The name change reflects the evolution of the money management business over the past several decades. The vast increase in wealth across the United States has spawned a wealth management industry that provides an array of services to individuals and families with sizable assets – for a sizable fee.
The account minimums vary, but those considered “high net worth individuals” are typically those with liquid assets of more than $2 million to invest. Some firms will work with clients that have $250,000 in liquid assets. Services range from the pedestrian (checking accounts, mutual fund investing) to the more complex (asset allocation, estate planning, private equity funds).
But the industry stands at a crossroads. After a 25-year or so run of solid investment performance, the wheels have come off the money-management business. The Great Recession, or whatever this steep downturn is ultimately called, has made people question the soundness of entrusting other people to manage their money. “I could have lost this money by myself, why am I paying someone to do it for me?”

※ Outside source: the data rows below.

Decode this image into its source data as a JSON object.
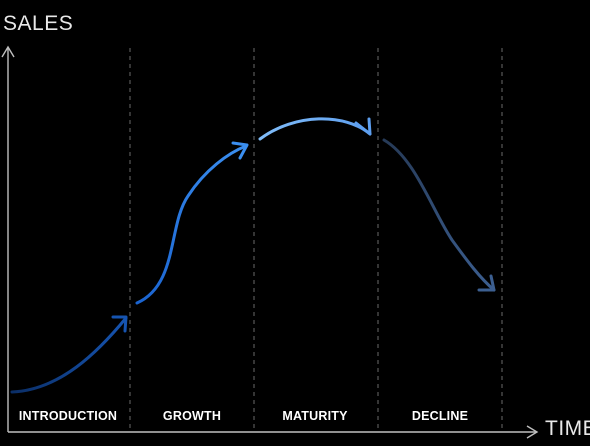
{
  "axes": {
    "y_label": "SALES",
    "x_label": "TIME"
  },
  "stages": [
    {
      "label": "INTRODUCTION",
      "color": "#0d3f8a"
    },
    {
      "label": "GROWTH",
      "color": "#2f80ea"
    },
    {
      "label": "MATURITY",
      "color": "#74b0f5"
    },
    {
      "label": "DECLINE",
      "color": "#34527f"
    }
  ],
  "colors": {
    "background": "#000000",
    "axis": "#bfbfbf",
    "divider": "#6a6a6a"
  }
}
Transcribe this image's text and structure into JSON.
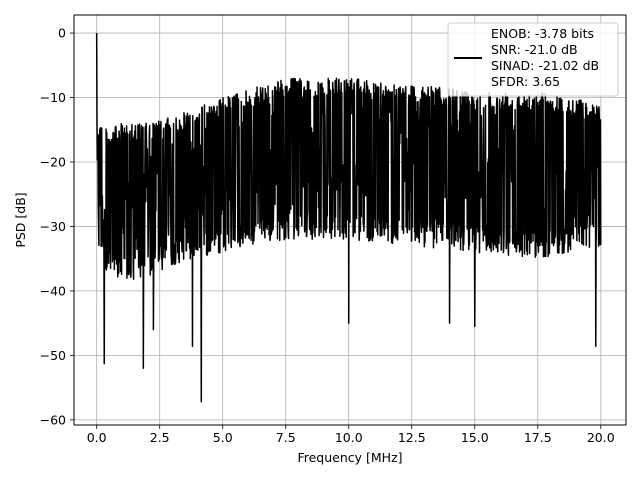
{
  "chart_data": {
    "type": "line",
    "title": "",
    "xlabel": "Frequency [MHz]",
    "ylabel": "PSD [dB]",
    "xlim": [
      -0.9,
      21.0
    ],
    "ylim": [
      -60.8,
      2.8
    ],
    "xticks": [
      0.0,
      2.5,
      5.0,
      7.5,
      10.0,
      12.5,
      15.0,
      17.5,
      20.0
    ],
    "xtick_labels": [
      "0.0",
      "2.5",
      "5.0",
      "7.5",
      "10.0",
      "12.5",
      "15.0",
      "17.5",
      "20.0"
    ],
    "yticks": [
      0,
      -10,
      -20,
      -30,
      -40,
      -50,
      -60
    ],
    "ytick_labels": [
      "0",
      "−10",
      "−20",
      "−30",
      "−40",
      "−50",
      "−60"
    ],
    "grid": true,
    "legend_position": "top-right",
    "legend_entries": [
      "ENOB: -3.78 bits",
      "SNR: -21.0 dB",
      "SINAD: -21.02 dB",
      "SFDR: 3.65"
    ],
    "series": [
      {
        "color": "#000000",
        "x_range": [
          0.0,
          20.0
        ],
        "peak": {
          "x": 0.0,
          "y": 0.0
        },
        "band_envelope": {
          "x": [
            0.0,
            0.5,
            1.0,
            2.0,
            3.0,
            5.0,
            7.5,
            10.0,
            12.5,
            15.0,
            17.5,
            20.0
          ],
          "upper": [
            -13,
            -15,
            -14,
            -14,
            -13,
            -10,
            -7,
            -7,
            -8,
            -9,
            -9,
            -11
          ],
          "lower": [
            -33,
            -38,
            -39,
            -38,
            -36,
            -34,
            -32,
            -32,
            -33,
            -34,
            -35,
            -33
          ]
        },
        "deep_dips": [
          {
            "x": 0.3,
            "y": -51.3
          },
          {
            "x": 1.85,
            "y": -52.0
          },
          {
            "x": 2.25,
            "y": -46.0
          },
          {
            "x": 3.8,
            "y": -48.6
          },
          {
            "x": 4.15,
            "y": -57.2
          },
          {
            "x": 10.0,
            "y": -45.0
          },
          {
            "x": 14.0,
            "y": -45.0
          },
          {
            "x": 15.0,
            "y": -45.5
          },
          {
            "x": 19.8,
            "y": -48.6
          }
        ]
      }
    ]
  }
}
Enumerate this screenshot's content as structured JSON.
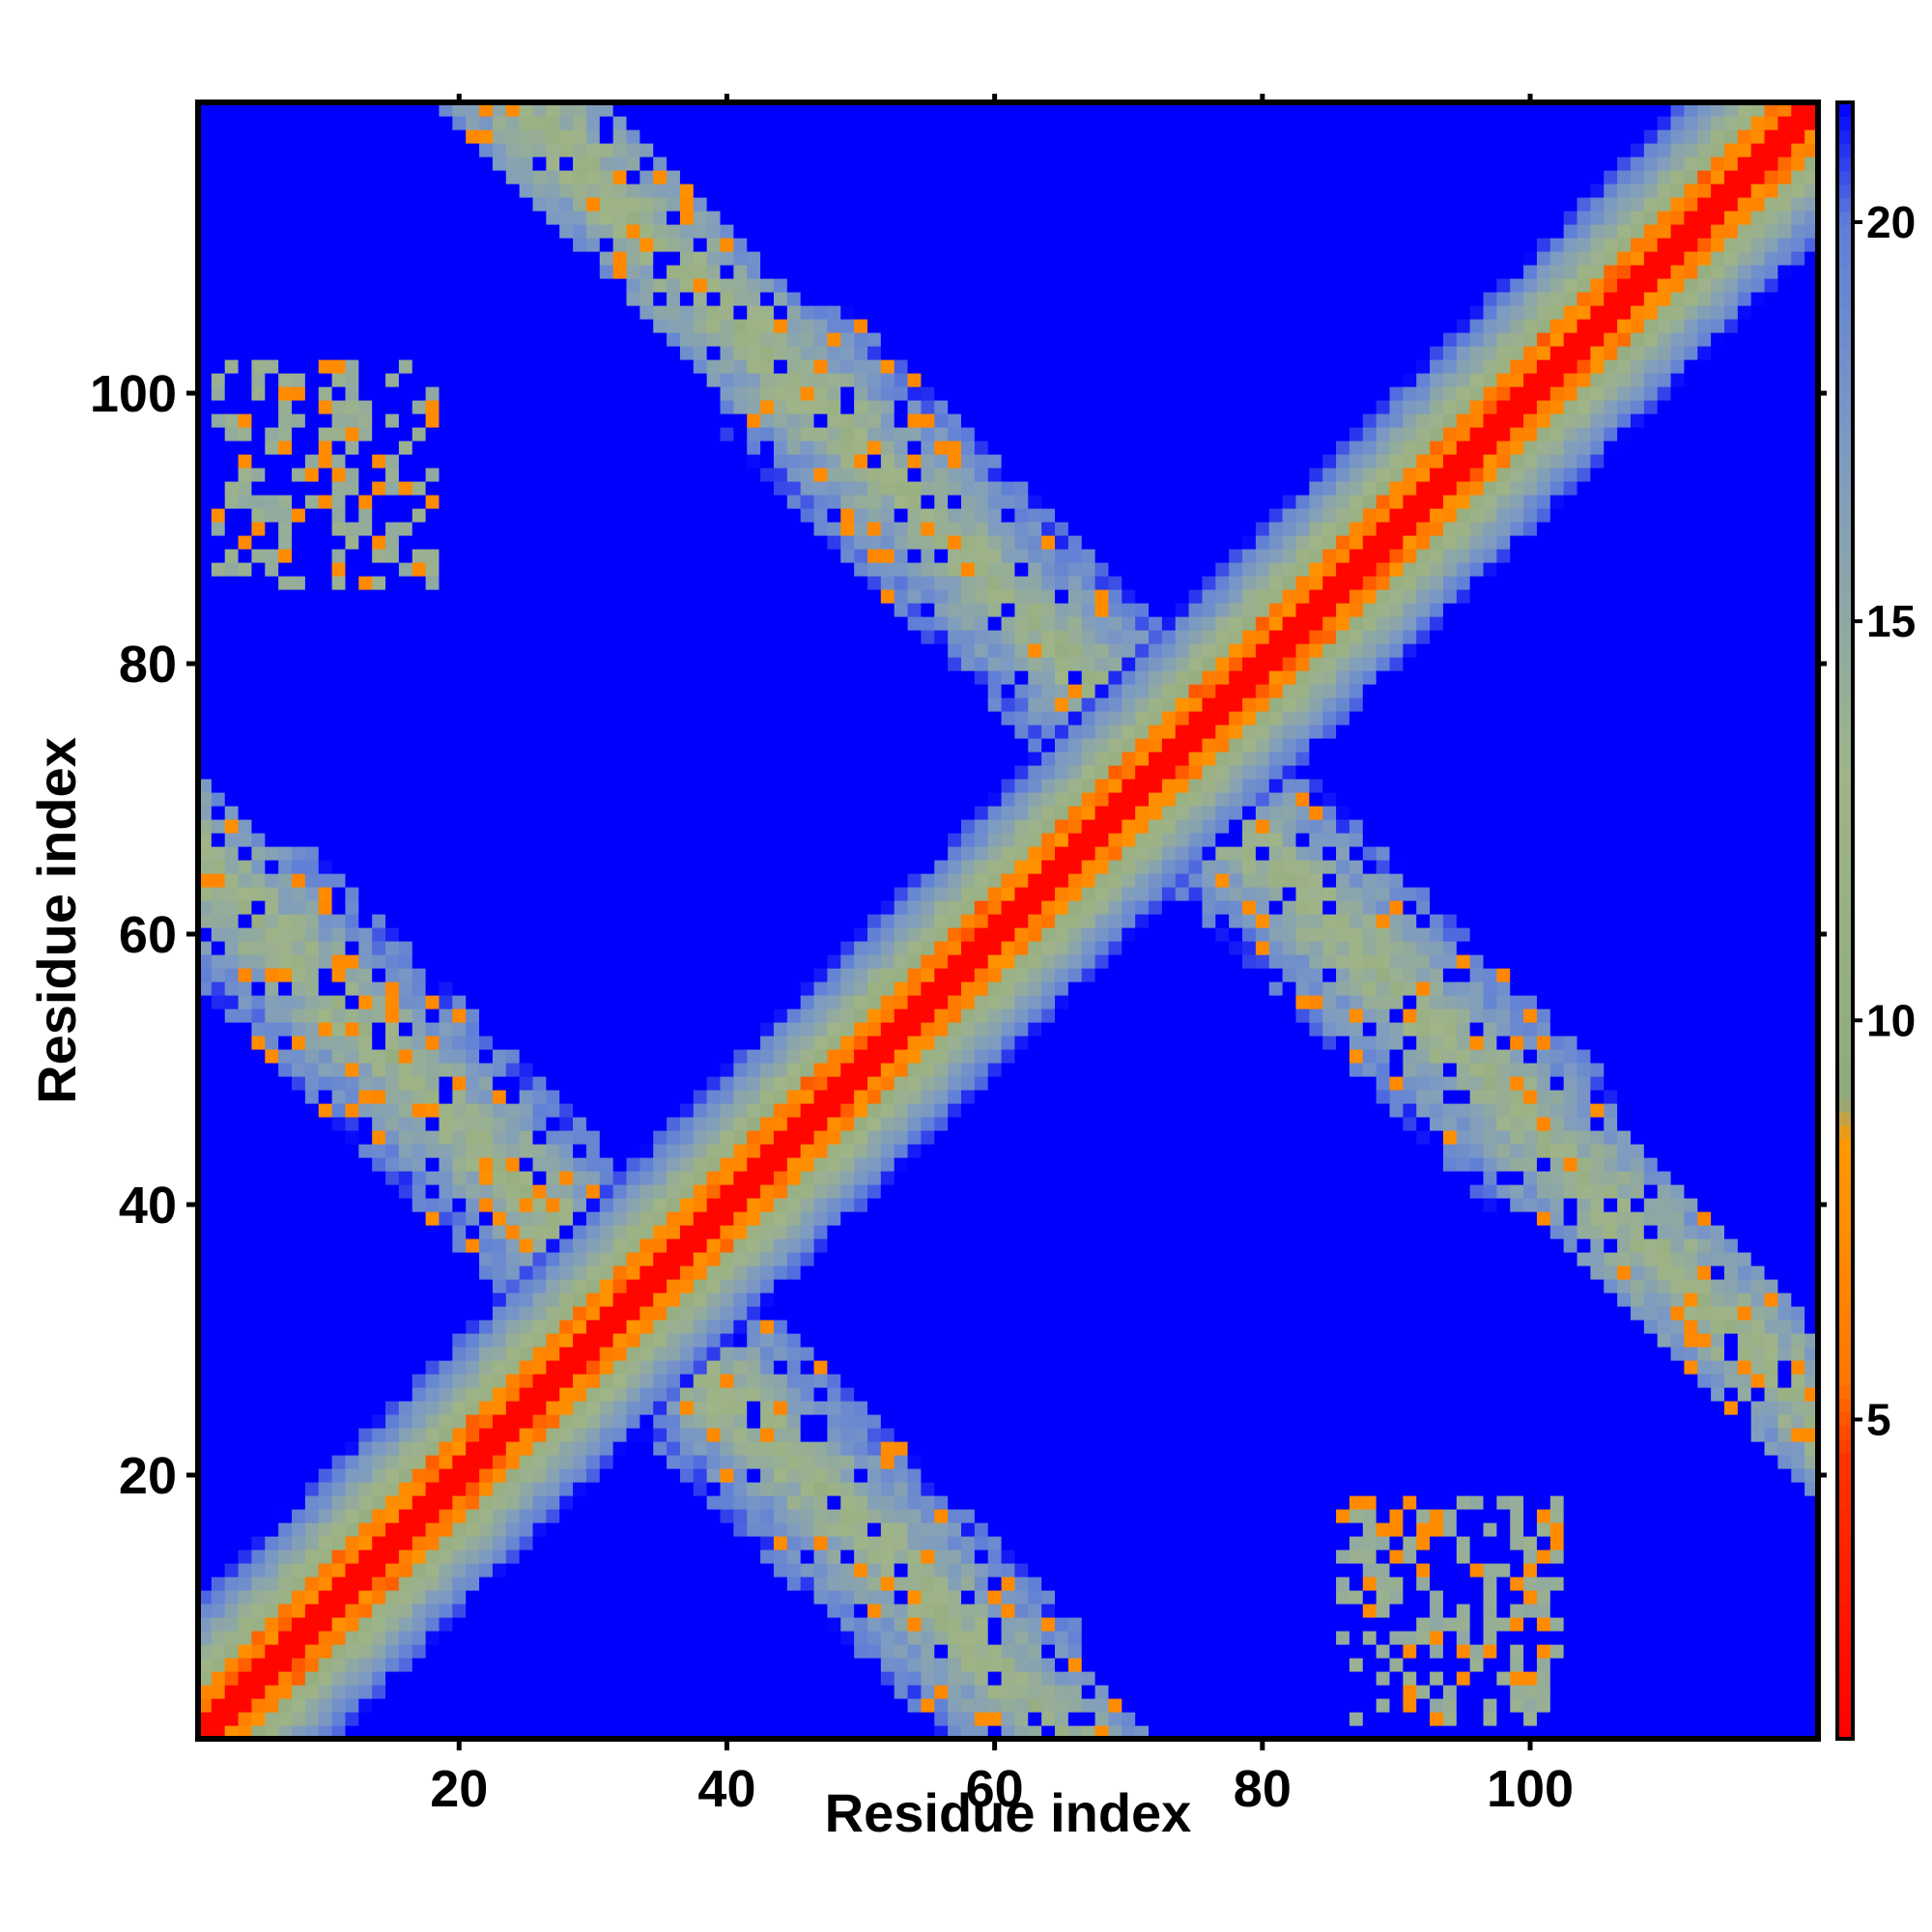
{
  "chart_data": {
    "type": "heatmap",
    "title": "",
    "xlabel": "Residue index",
    "ylabel": "Residue index",
    "n_residues": 121,
    "xlim": [
      1,
      121
    ],
    "ylim": [
      1,
      121
    ],
    "x_ticks": [
      20,
      40,
      60,
      80,
      100
    ],
    "x_tick_labels": [
      "20",
      "40",
      "60",
      "80",
      "100"
    ],
    "y_ticks": [
      20,
      40,
      60,
      80,
      100
    ],
    "y_tick_labels": [
      "20",
      "40",
      "60",
      "80",
      "100"
    ],
    "colorbar": {
      "range": [
        1,
        21.5
      ],
      "ticks": [
        5,
        10,
        15,
        20
      ],
      "tick_labels": [
        "5",
        "10",
        "15",
        "20"
      ],
      "stops": [
        {
          "value": 1,
          "color": "#ff0000"
        },
        {
          "value": 4.5,
          "color": "#ff3300"
        },
        {
          "value": 5.5,
          "color": "#ff7700"
        },
        {
          "value": 8.5,
          "color": "#ff9900"
        },
        {
          "value": 9,
          "color": "#8faa7e"
        },
        {
          "value": 13,
          "color": "#9fb487"
        },
        {
          "value": 17,
          "color": "#7f9cc0"
        },
        {
          "value": 20,
          "color": "#5f7fd8"
        },
        {
          "value": 21.5,
          "color": "#0000ff"
        }
      ]
    },
    "background_value": 21.5,
    "structure": {
      "diagonal_band_halfwidth": 10,
      "antiparallel_strands": [
        {
          "residues_a": [
            1,
            35
          ],
          "residues_b": [
            30,
            66
          ],
          "antidiagonal_sum": 66
        },
        {
          "residues_a": [
            40,
            78
          ],
          "residues_b": [
            68,
            106
          ],
          "antidiagonal_sum": 146
        }
      ],
      "long_range_patches": [
        {
          "residues_a": [
            2,
            18
          ],
          "residues_b": [
            86,
            102
          ]
        },
        {
          "residues_a": [
            86,
            102
          ],
          "residues_b": [
            2,
            18
          ]
        }
      ]
    }
  }
}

That said, a need for smart and trustworthy professionals with an expertise in managing other people's money will always exist.
WHERE THE ACTION IS
It might seem counterintuitive, but in a time when so much wealth has been destroyed, the market for money managers is hot. Banks recognize that people need somewhere to put their money, and in the age of Bernie Madoff they're looking to large institutions where their money is perceived as safe.
In February, the industry collectively gasped when UBS Financial Services Inc. said it had hired more than 200 brokers in the fourth quarter of last year, one of the worst periods for the financial markets since the Great Depression. The Swiss bank paid big bucks, too. It hired a team from five managers in Dallas from Goldman Sachs Group Inc. with $4 billion under management, and a team five from Morgan Stanley in Houston with about $2 billion. UBS poached these professionals by offering them signing bonuses of as much as 260% of the revenue they generated for their firms over the past year. Top brokers can bring in at least $1.5 million to $2 million per year.

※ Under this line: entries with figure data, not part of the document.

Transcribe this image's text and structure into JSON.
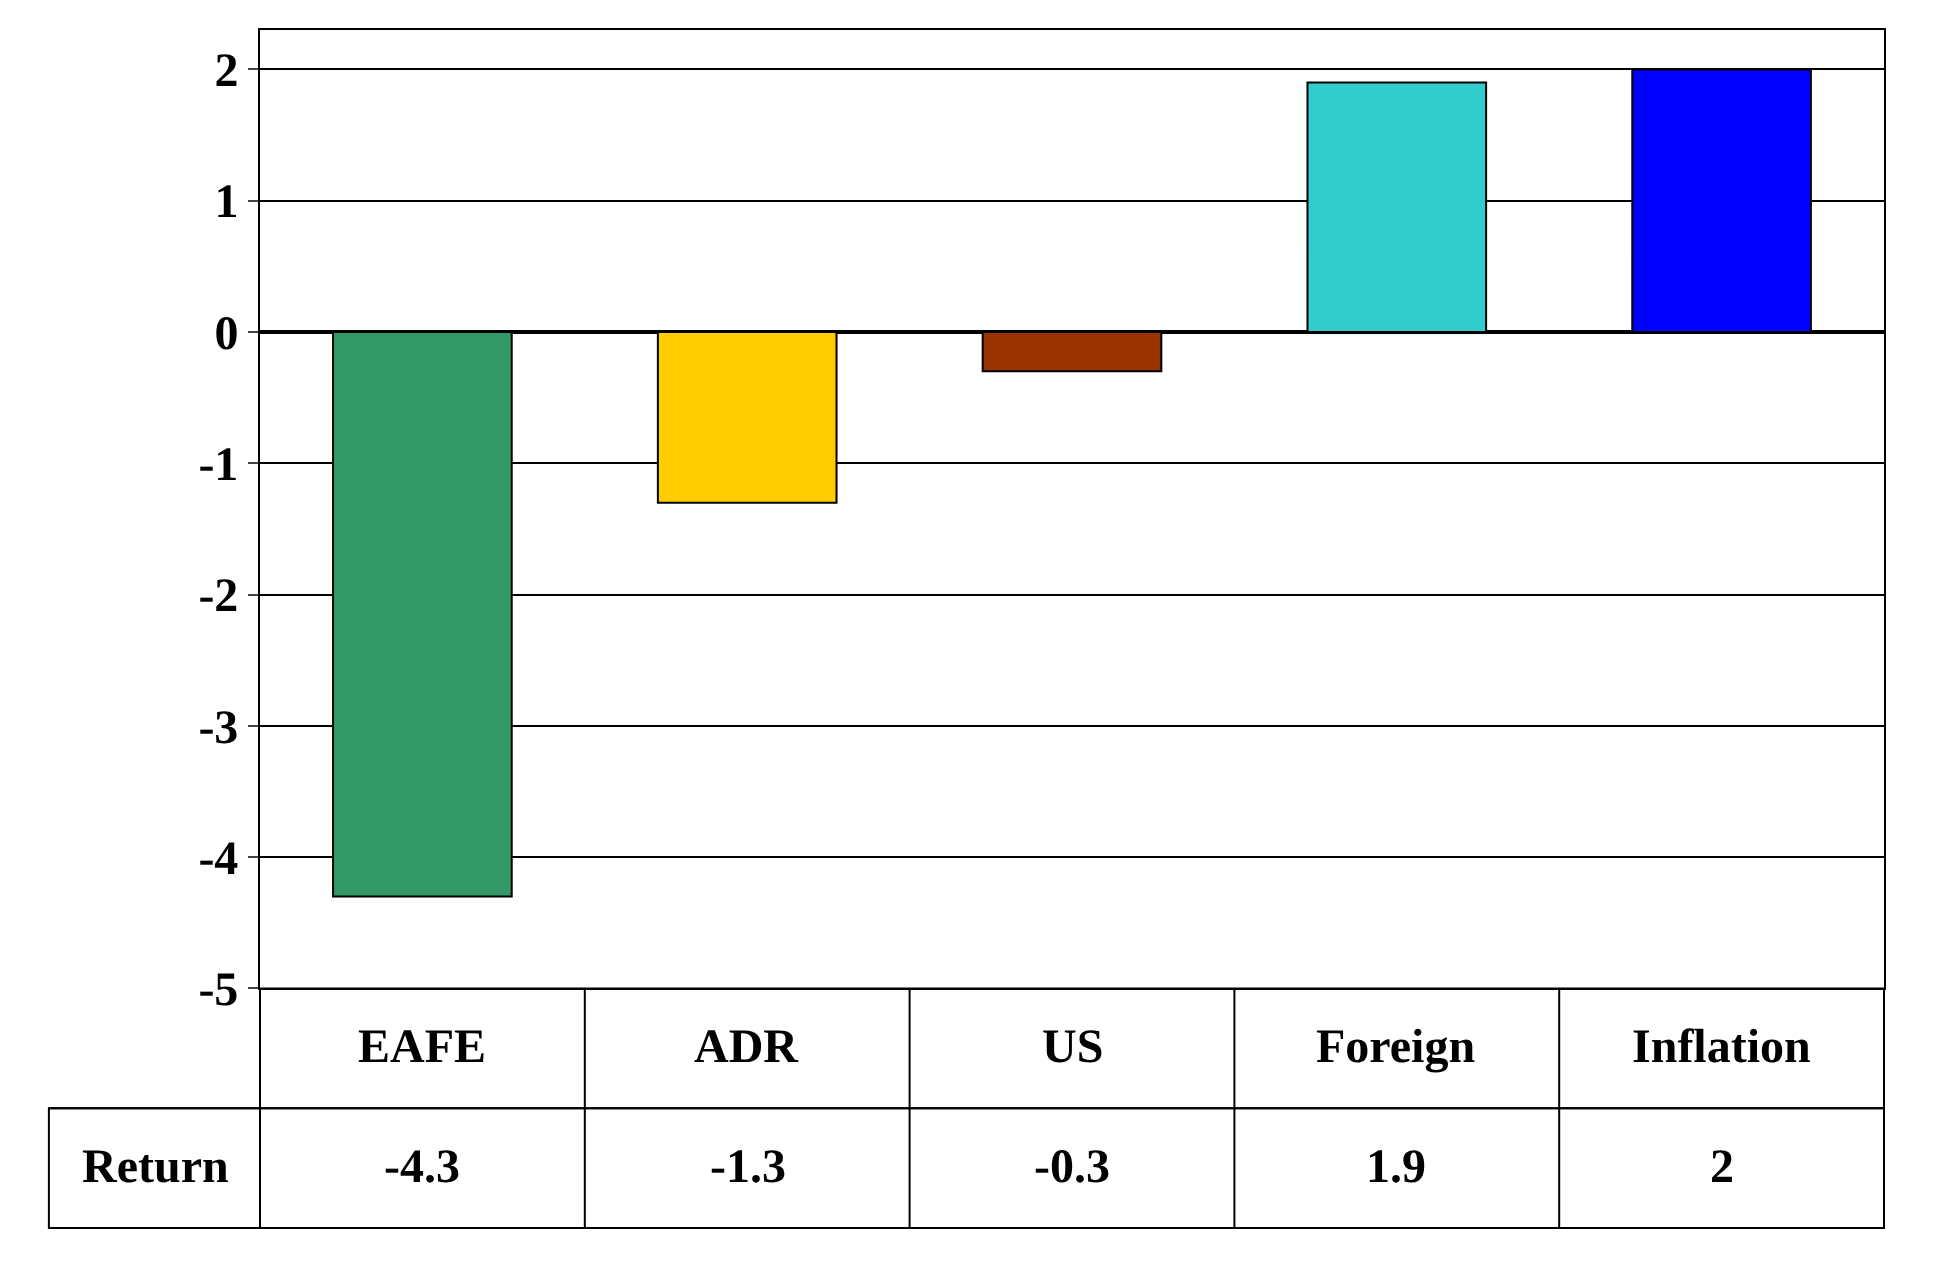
{
  "chart_data": {
    "type": "bar",
    "categories": [
      "EAFE",
      "ADR",
      "US",
      "Foreign",
      "Inflation"
    ],
    "series": [
      {
        "name": "Return",
        "values": [
          -4.3,
          -1.3,
          -0.3,
          1.9,
          2
        ]
      }
    ],
    "colors": [
      "#339966",
      "#ffcc00",
      "#993300",
      "#33cccc",
      "#0000ff"
    ],
    "ylim": [
      -5,
      2.3
    ],
    "yticks": [
      -5,
      -4,
      -3,
      -2,
      -1,
      0,
      1,
      2
    ],
    "grid": "y",
    "data_labels": true,
    "legend": false
  }
}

With the upheaval at the large investment banks over the past year, the market is particularly fluid at the moment, with large firms bidding for brokers across Wall Street. Merrill Lynch & Co. Inc., which has one of the largest wealth-management businesses, sold itself to Bank of America Corp.. JPMorgan Chase & Co. and Barclays PLC enveloped the brokerage units of Bear Stearns and Lehman, respectively.
Some of these firms are adding brokers during a time of economic weakness in the hopes that they can gain market share by stealing away unhappy customers from other banks.
Are you a litigator at a big law firm who spends all day checking your stock quotes when you should be drafting interrogatories? Or maybe you're a computer saleswoman who has more interest in the yield curve than software code? Or perhaps you're a commercial real-estate broker obsessed with tax planning?
If you answer any those “yes,” wealth management might be the right career for you. But the real point of that string of questions is to emphasize that there is no clear path to getting into the wealth management business.
While there is a small group of professionals that start out as junior analysts and work their way up to become full-fledged investment professionals, many move laterally from other fields, as well as from other areas within their banks. So a globetrotting investment banker looking to have more steady hours might look to move into a private wealth management role. Or a derivatives saleswoman who wants to work with a broader range of investment products might be a good candidate for the business.
A maxim of the wealth management world is that people will give you their assets to manage “if they like you, trust you and think you can make them a little bit of money -- in that order." While it will have you dealing in sophisticated financial matters, at bottom the job is about selling yourself and serving your client’s interests. Keep that in mind when exploring opportunities.
GETTING THE JOB
To persuade wealthy individuals to hand over their money to you, you have to be polished, persuasive and persistent. Those qualities will serve you well in trying to break into this field.
Networking is a huge component of the private wealth management job, and you can also put these skills to work in finding one. Continue to build professional relationships and a referral network of attorneys and accountants. These professionals routinely work with many private wealth management professionals and can possibly help you get your foot in the door.
Many of the top firms have excellent training programs that teach you the business before sending you out to gather assets. To score a job at some of the larger firms such as Goldman Sachs or Morgan Stanley, a graduate degree is required. In other cases, firms might require that you already have prior experience as a financial advisor with a “book of business” that you will bring along with you.
Finally, learn all you can about rich people. Just as wannabe cardiologists master the human heart and tax lawyers-in-training study the internal revenue code, you should become an expert in the ways of the wealthy -- they are your subject. For starters, pick up a copy of "Richistan," a 2007 book by The Wall Street Journal's Robert Frank. The book does a deep and entertaining sociological dive into the lives of the new rich in America, shedding light on what will hopefully be your future client base.